David B. Benson says
Paul Williams @37 — The ice sheets become dirtier over time.
Hank Roberts says
Do the ‘older foram transfer function estimates’ make different calculations but using the same original material? Or is this new field data? How did the geochemists come by the ‘geochemical proxies of 2.5-3’ now favored?
David Lea says
@Hank Roberts #45. I believe that the transfer function estimates used in MARGO are based on the traditional method used in CLIMAP, rather than newer approaches. And I also believe it is largely the same data set used in CLIMAP. As for the geochemical data, it is based on Mg/Ca in foraminifera, alkenone unsaturation in sediments and some sparse data from other techniques such as Ca isotopes, clumped isotopes and TEX86. The -2.5 to -3.0 deg cooling value is my subjective estimate based on knowledge of the data and various published compilations. Although LGM oxygen isotope changes cannot be used to independently assess cooling, they provide a useful additional constraint that is difficult to reconcile with a cooling much less than 3 deg.
Chris Colose says
Thanks Dr. Lea for coming by,
It would be interesting to have someone do a post on the history of LGM ocean-temperature reconstructions following CLIMAP, including the Sr/Ca evidence.
There’s a lot to it (and I think is one of the initial pushes for Lindzen in developing his faith in a low climate sensitivity).
Hank Roberts says
This helps (I’d heard some of the terms, I’d have to look up all of ’em again as most of what I know is decades out of date)
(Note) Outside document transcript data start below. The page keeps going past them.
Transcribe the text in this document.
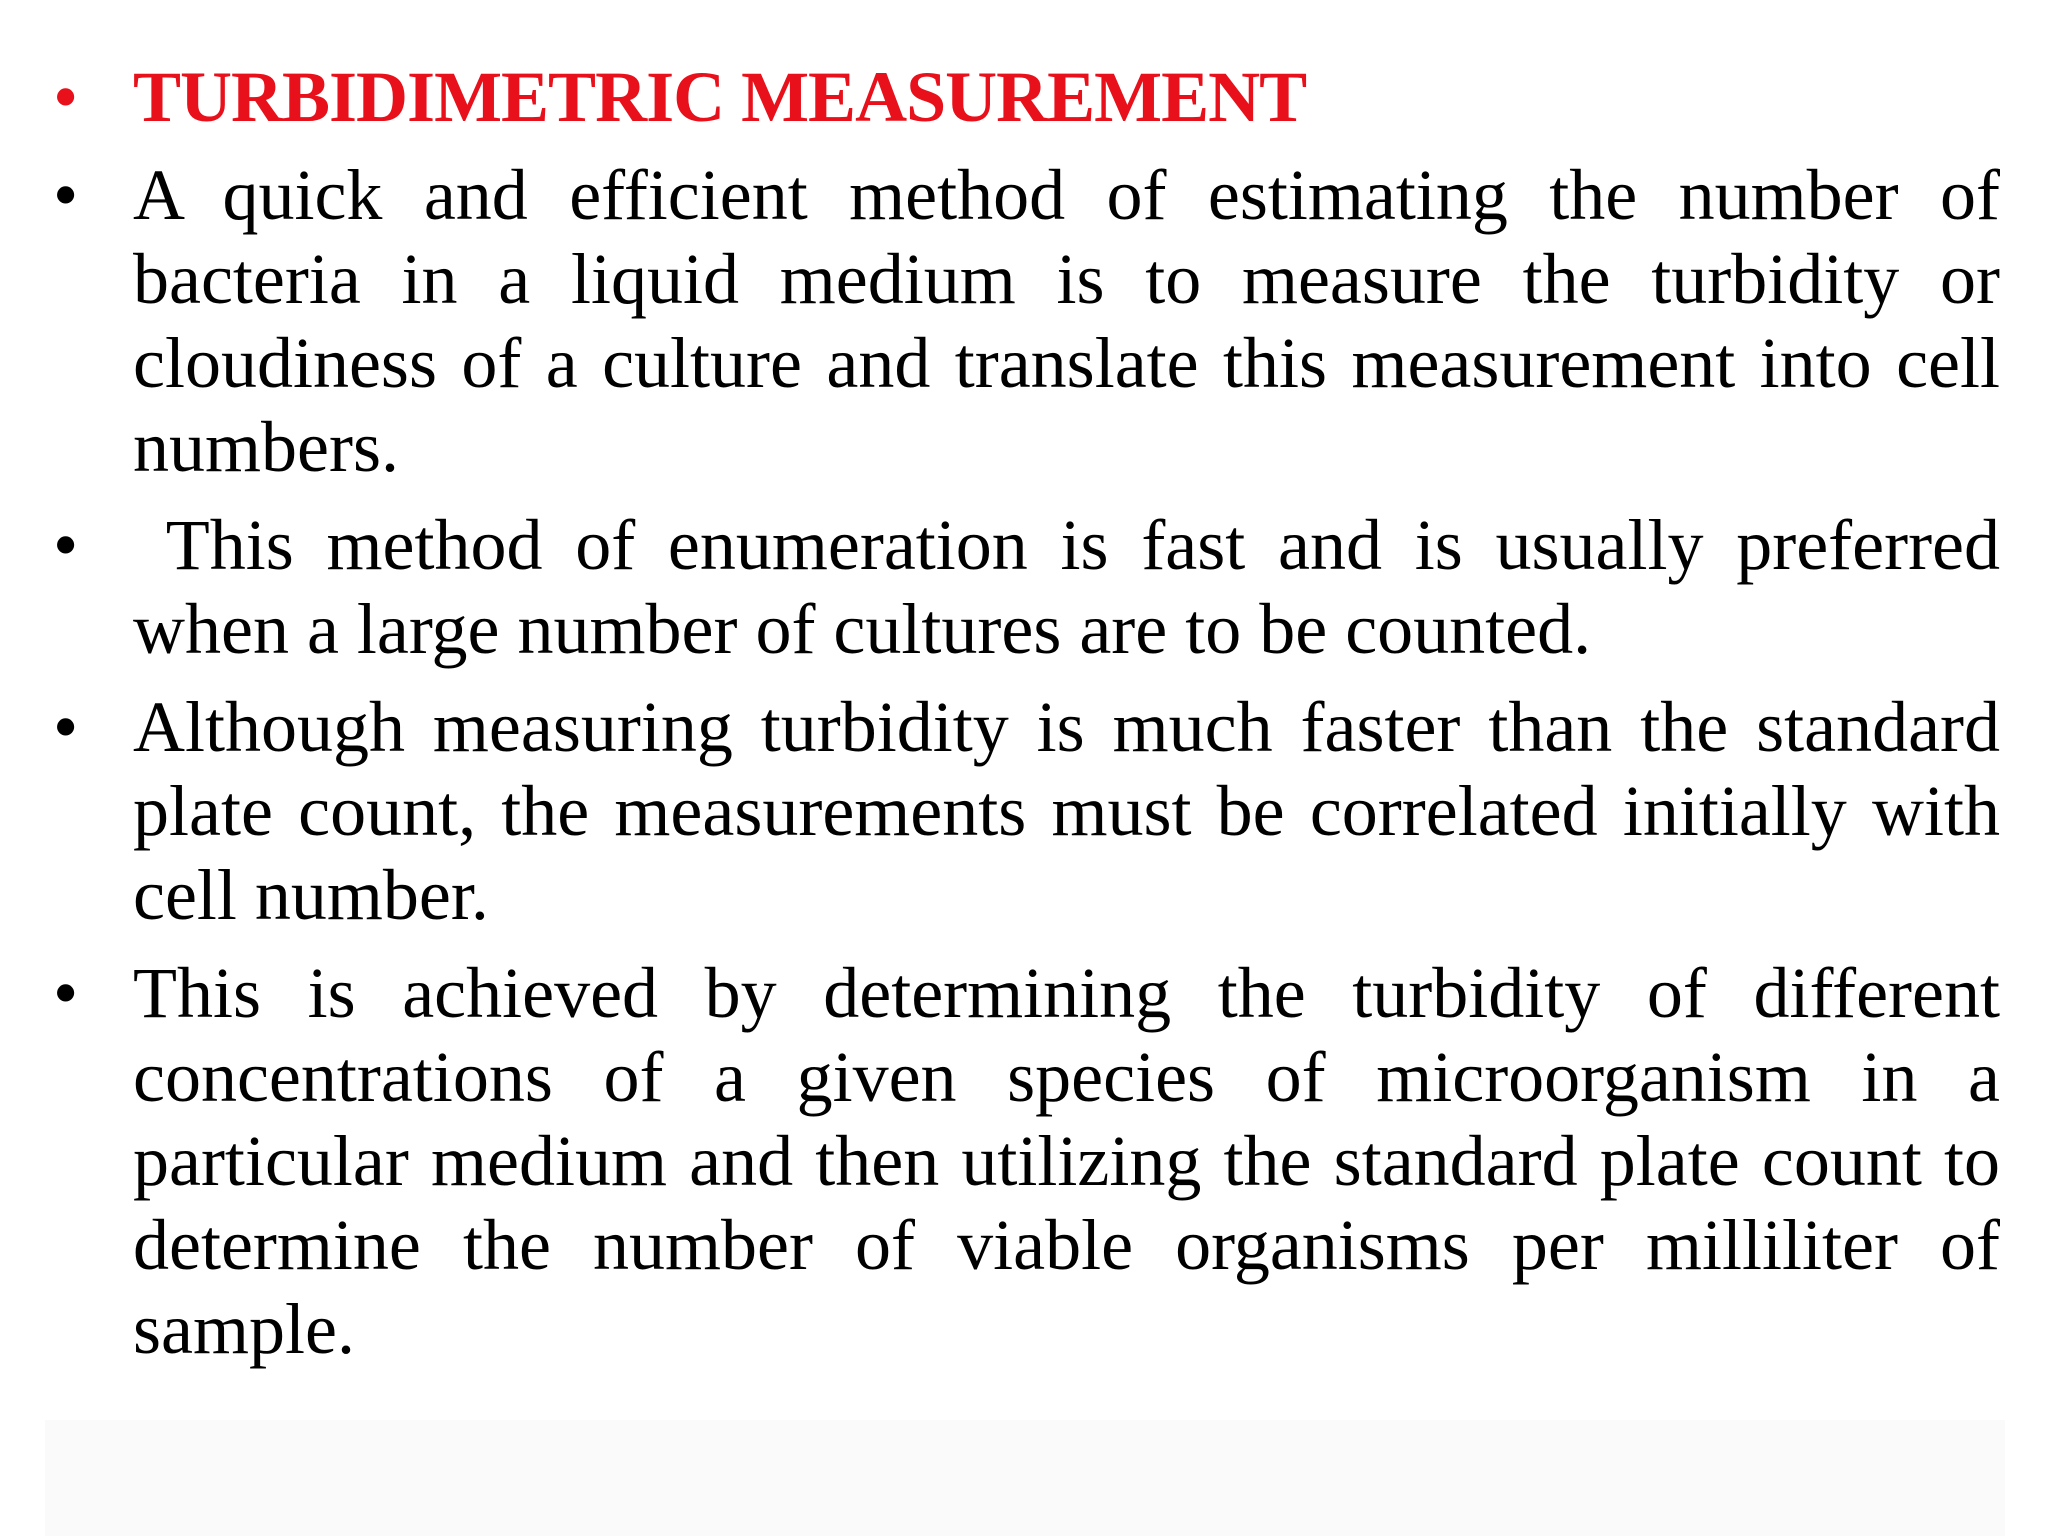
• TURBIDIMETRIC MEASUREMENT
• A quick and efficient method of estimating the number of bacteria in a liquid medium is to measure the turbidity or cloudiness of a culture and translate this measurement into cell numbers.
• This method of enumeration is fast and is usually preferred when a large number of cultures are to be counted.
• Although measuring turbidity is much faster than the standard plate count, the measurements must be correlated initially with cell number.
• This is achieved by determining the turbidity of different concentrations of a given species of microorganism in a particular medium and then utilizing the standard plate count to determine the number of viable organisms per milliliter of sample.
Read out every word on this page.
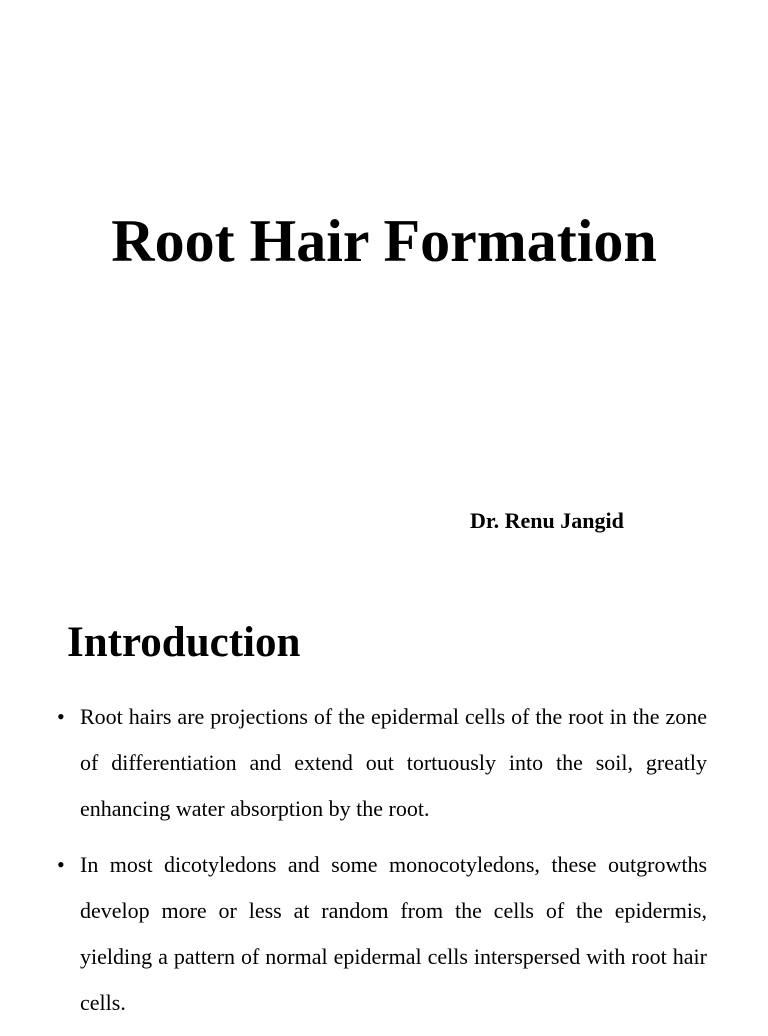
Root Hair Formation

Dr. Renu Jangid

Introduction
• Root hairs are projections of the epidermal cells of the root in the zone of differentiation and extend out tortuously into the soil, greatly enhancing water absorption by the root.
• In most dicotyledons and some monocotyledons, these outgrowths develop more or less at random from the cells of the epidermis, yielding a pattern of normal epidermal cells interspersed with root hair cells.
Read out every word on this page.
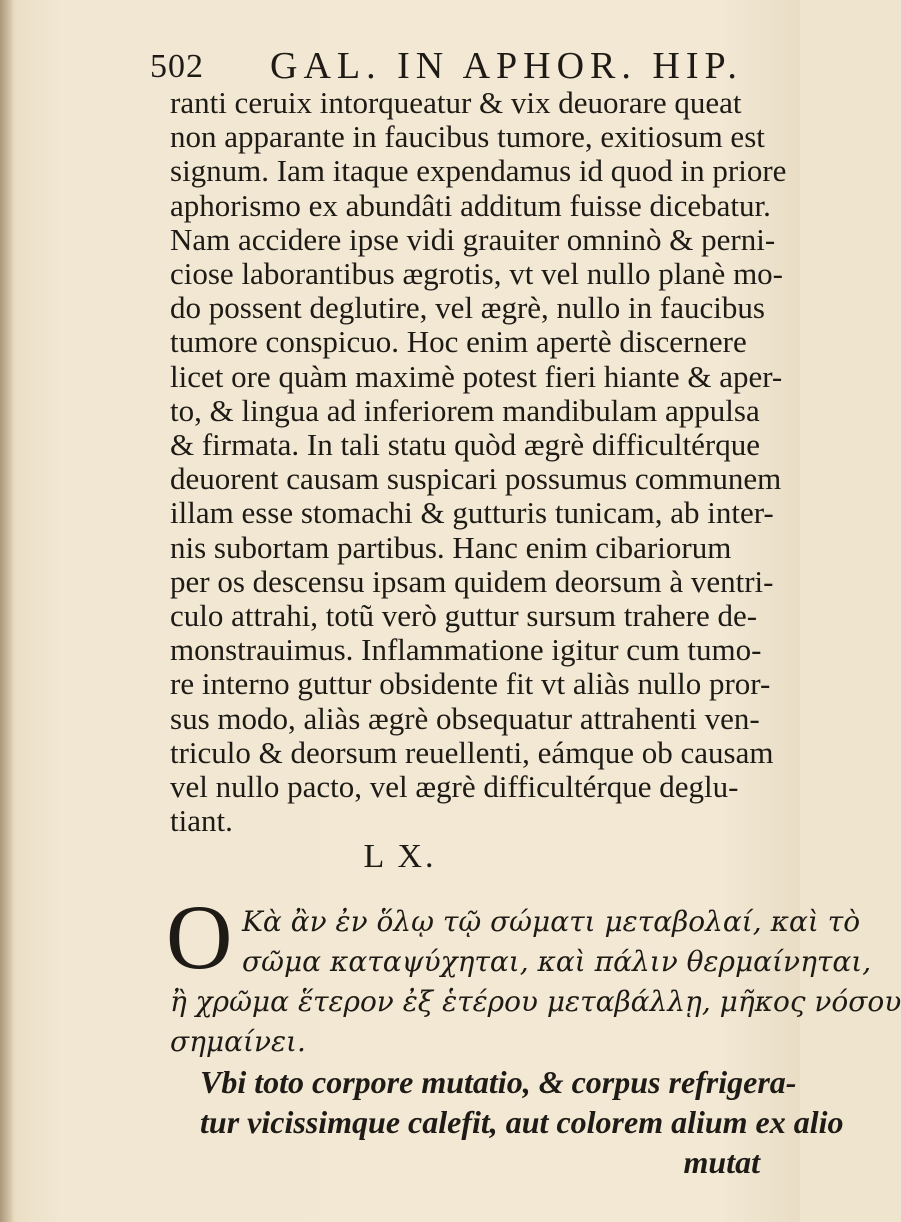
502 GAL. IN APHOR. HIP.
ranti ceruix intorqueatur & vix deuorare queat
non apparante in faucibus tumore, exitiosum est
signum. Iam itaque expendamus id quod in priore
aphorismo ex abundâti additum fuisse dicebatur.
Nam accidere ipse vidi grauiter omninò & perni-
ciose laborantibus ægrotis, vt vel nullo planè mo-
do possent deglutire, vel ægrè, nullo in faucibus
tumore conspicuo. Hoc enim apertè discernere
licet ore quàm maximè potest fieri hiante & aper-
to, & lingua ad inferiorem mandibulam appulsa
& firmata. In tali statu quòd ægrè difficultérque
deuorent causam suspicari possumus communem
illam esse stomachi & gutturis tunicam, ab inter-
nis subortam partibus. Hanc enim cibariorum
per os descensu ipsam quidem deorsum à ventri-
culo attrahi, totũ verò guttur sursum trahere de-
monstrauimus. Inflammatione igitur cum tumo-
re interno guttur obsidente fit vt aliàs nullo pror-
sus modo, aliàs ægrè obsequatur attrahenti ven-
triculo & deorsum reuellenti, eámque ob causam
vel nullo pacto, vel ægrè difficultérque deglu-
tiant.
L X.
O Κὰ ἂν ἐν ὅλῳ τῷ σώματι μεταβολαί, καὶ τὸ
σῶμα καταψύχηται, καὶ πάλιν θερμαίνηται,
ἢ χρῶμα ἕτερον ἐξ ἑτέρου μεταβάλλῃ, μῆκος νόσου
σημαίνει.
Vbi toto corpore mutatio, & corpus refrigera-
tur vicissimque calefit, aut colorem alium ex alio
mutat
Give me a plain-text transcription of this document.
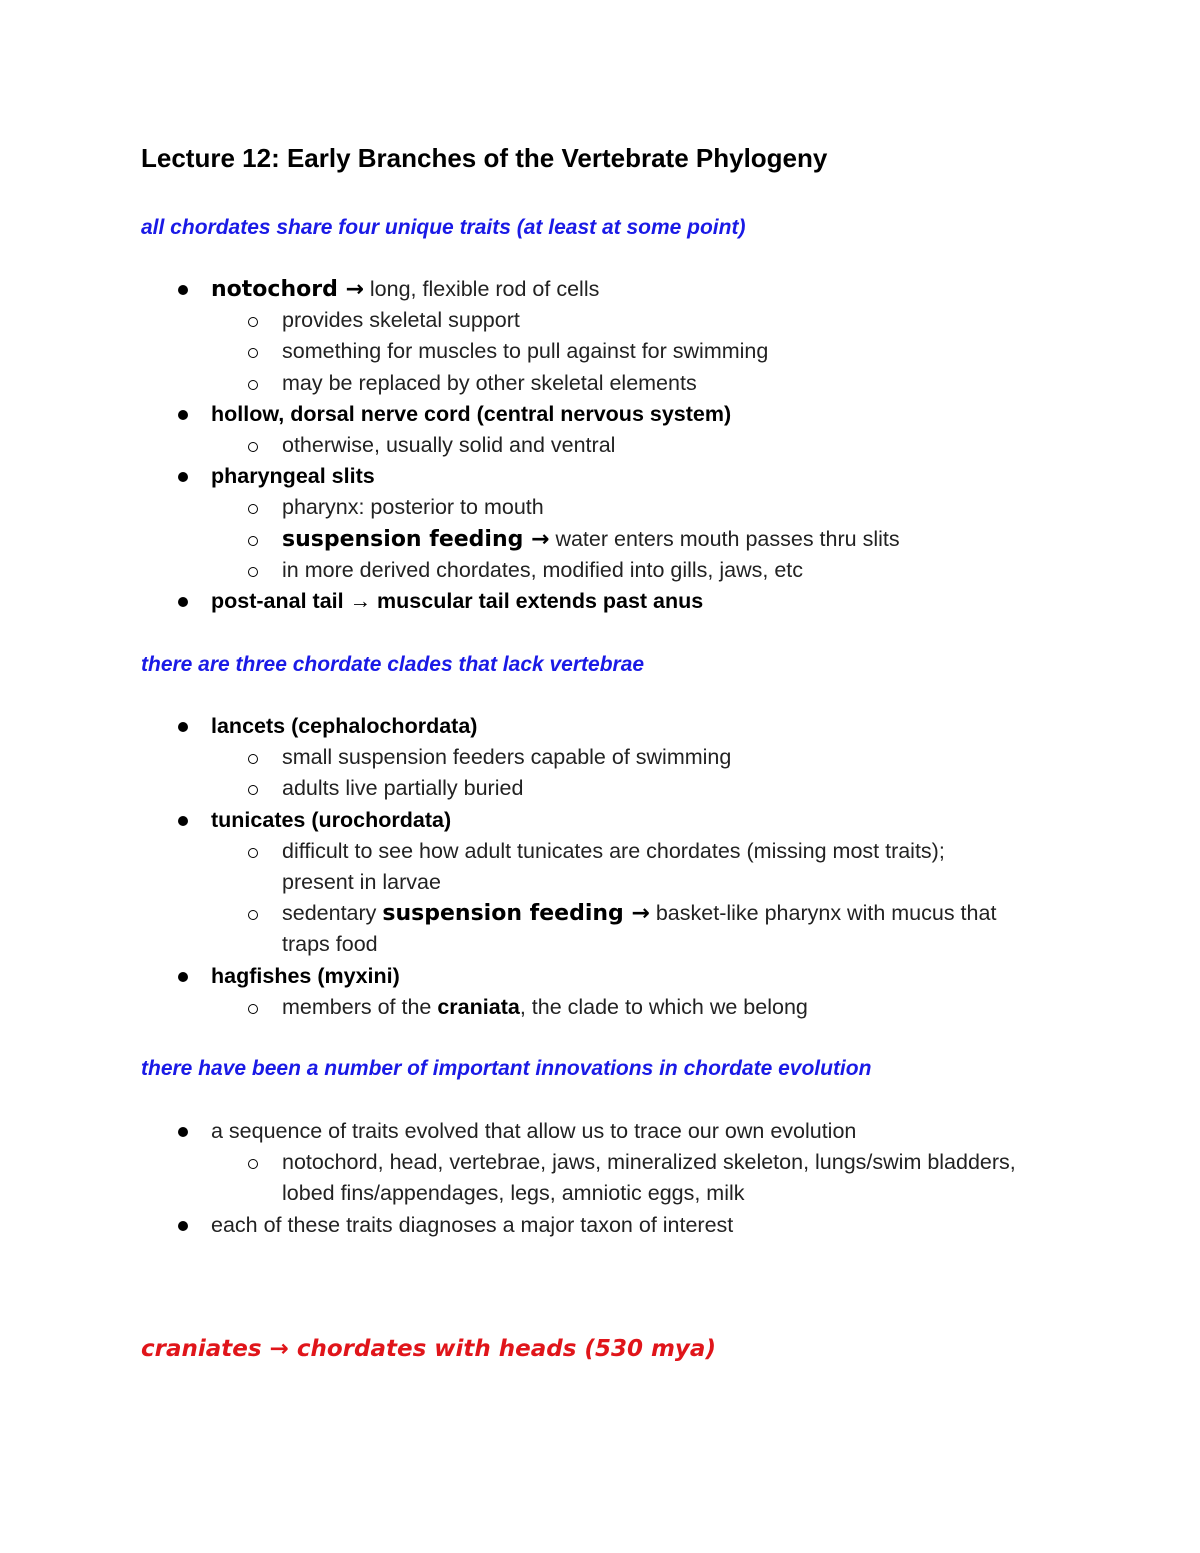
Lecture 12: Early Branches of the Vertebrate Phylogeny
all chordates share four unique traits (at least at some point)
notochord → long, flexible rod of cells
provides skeletal support
something for muscles to pull against for swimming
may be replaced by other skeletal elements
hollow, dorsal nerve cord (central nervous system)
otherwise, usually solid and ventral
pharyngeal slits
pharynx: posterior to mouth
suspension feeding → water enters mouth passes thru slits
in more derived chordates, modified into gills, jaws, etc
post-anal tail → muscular tail extends past anus
there are three chordate clades that lack vertebrae
lancets (cephalochordata)
small suspension feeders capable of swimming
adults live partially buried
tunicates (urochordata)
difficult to see how adult tunicates are chordates (missing most traits); present in larvae
sedentary suspension feeding → basket-like pharynx with mucus that traps food
hagfishes (myxini)
members of the craniata, the clade to which we belong
there have been a number of important innovations in chordate evolution
a sequence of traits evolved that allow us to trace our own evolution
notochord, head, vertebrae, jaws, mineralized skeleton, lungs/swim bladders, lobed fins/appendages, legs, amniotic eggs, milk
each of these traits diagnoses a major taxon of interest
craniates → chordates with heads (530 mya)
Please go on at as much length as you have patience for.
Hank Roberts says
> affecting a number of recent estimates
> of sensitivity using MARGO data.
Time to invite all the authors whose work is affected to a barbeque?
How hard is it to revise a paper if the author (or reviewer, or editor) decides this change should be made? Simple, or complicated?
Bill Woolverton says
Dan H #28:
Not sure where you get the idea that a record low extent is set every five years. The previous record to 2007 was in 2005. As I recall the 2007 record resulted from very favourable weather conditions, so it would have been unlikely for another record to be set for several years (and it wasn’t). I think we can say that the 2007 melt made it more likely that another record smashing melt season would occur eventually given the right conditions, and that we can say the same about 2012.